Where Have All My Sources Gone? Some Reflections on the Government Shutdown by a U.S. Historian in the U.K.
Andrew Heath | 2 October 2013
◇ North American History | Media History | Political History | Public History
Madison Building, Library of Congress [Wikicommons]
I doubt Ronald Reagan had U.K. academics in mind when he railed against welfare dependency, but the partial shutdown of the Federal Government that began yesterday has reminded me of my reliance on the generosity of the U.S. state. Like most British historians of nineteenth-century America, I benefit as a ‘free rider’ from the remarkable digitisation projects undertaken by the Library of Congress, and each year a steady stream of Sheffield undergraduate and MA dissertations draw on material that just a decade ago was stashed away in archives on the far side of the Atlantic.
This rich repository of national memory breathes life into seminars and enriches research. On the Born in Slavery site, students see the original transcripts of Depression-era interviews with freedpeople, sometimes catching over the crackle of recordings the voice of the last generation born into bondage. On Chronicling America, among millions of pages of digitised newspapers, they encounter Americans’ response to emancipation. And at the Frederick Douglass papers they read the hand of one of chattel slavery’s most eloquent critics. My use of such online archives barely hints at the possibilities immanent in one of the world’s great digital collections. Whether you’re accessing their sites to seek out a source, trace a family tree, or simply immerse yourself in a nation’s history, it’s hard not to admire what the Library of Congress has achieved.
Visit now, though, and your browser redirects to a shutdown message, for the Library is currently the victim of the very body it was created to serve.[1] Since 1800, when it was founded to meet the needs of politicians in the new capital, it has functioned as the nearest U.S. equivalent to the British Library. When I first went as an undergraduate in 2000, I was impressed by how much more welcoming it was to callow researchers than its U.K. counterpart, and though our national institution has improved immeasurably since then, I still have a fondness for Washington, where obtaining a reader’s ticket won’t require proof of address and digital cameras don’t have to be left in the locker. Its public ethos guards against the privatisation of the past: there is, after all, big money to be made from digitisation projects, yet at the Library of Congress, the nation’s history is open to all.

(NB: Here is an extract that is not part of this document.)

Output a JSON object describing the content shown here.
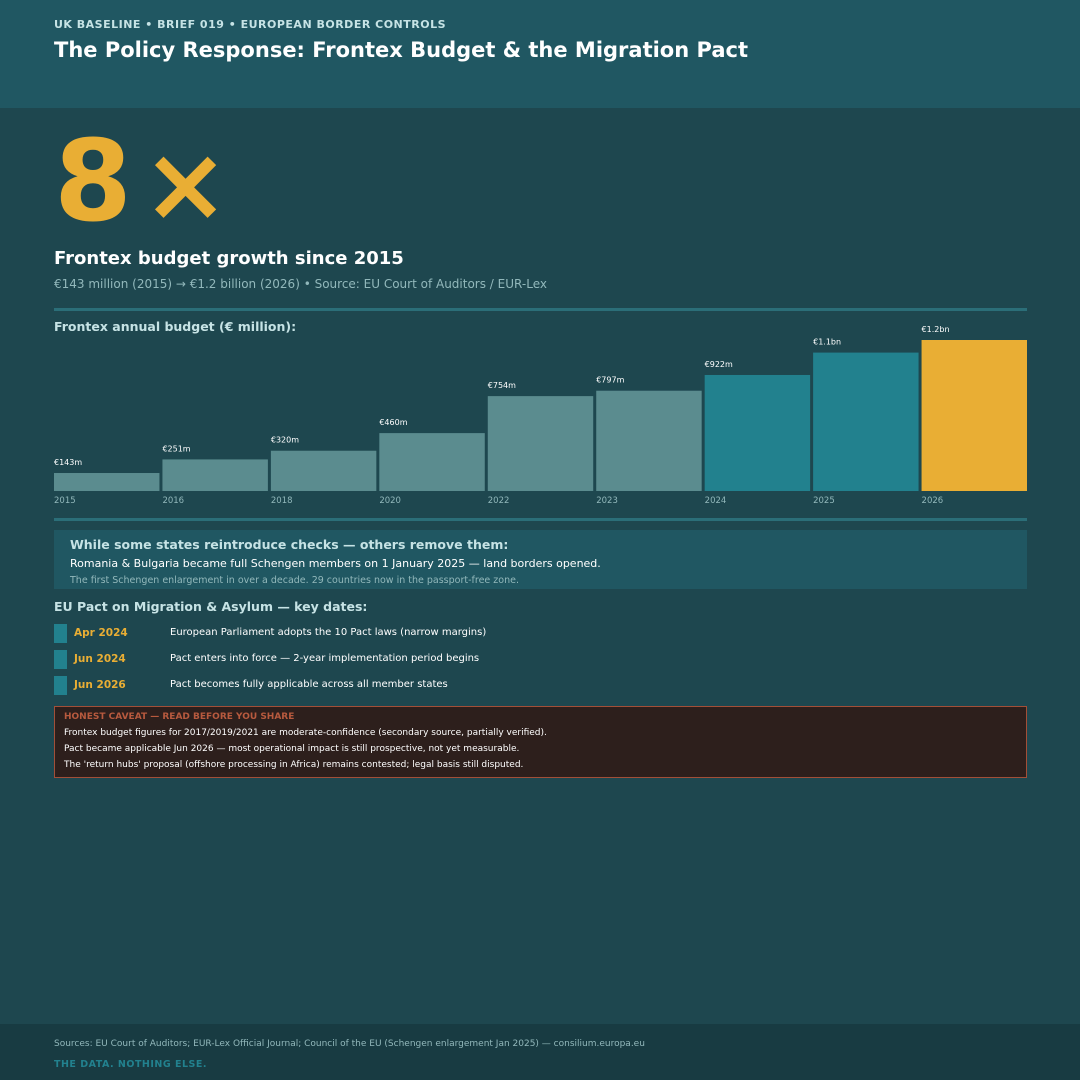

Far removed from Washington, I’ve taken for granted the resources the Library offers for remote users, and its archives are woven into my teaching and research. Yesterday I recommended to an MA student that he take a look at anti-monopoly debates in its Progressive-era papers; next week I need to fact-check an article that drew heavily on its sources from the Reconstruction-era. In neither case did I register that Chronicling America might be unavailable.
When the inconvenience of British-based historians is weighed alongside the tens of thousands suddenly put on unpaid furloughs, of course, such complaints pale into insignificance, but the (hopefully temporary) suspension of these sites underscores a painful irony. Those urging on the Congress’s intransigents are self-appointed custodians of the nation’s heritage, who promise to sweep away the accretions of time and restore the pristine republic of the Founding Fathers; it seems sad that they are holding that heritage hostage to do so.
Andrew Heath is Lecturer in American History at the University of Sheffield, specialising in the 19th-century United States. You can see Andrew’s other History Matters blogs here, and find him on twitter @andrewdheath.
[1] One of our Ph.D. students, Charlie Thompson, is traveling to Washington today to begin a six month research trip at the Library of Congress. He will find the doors closed.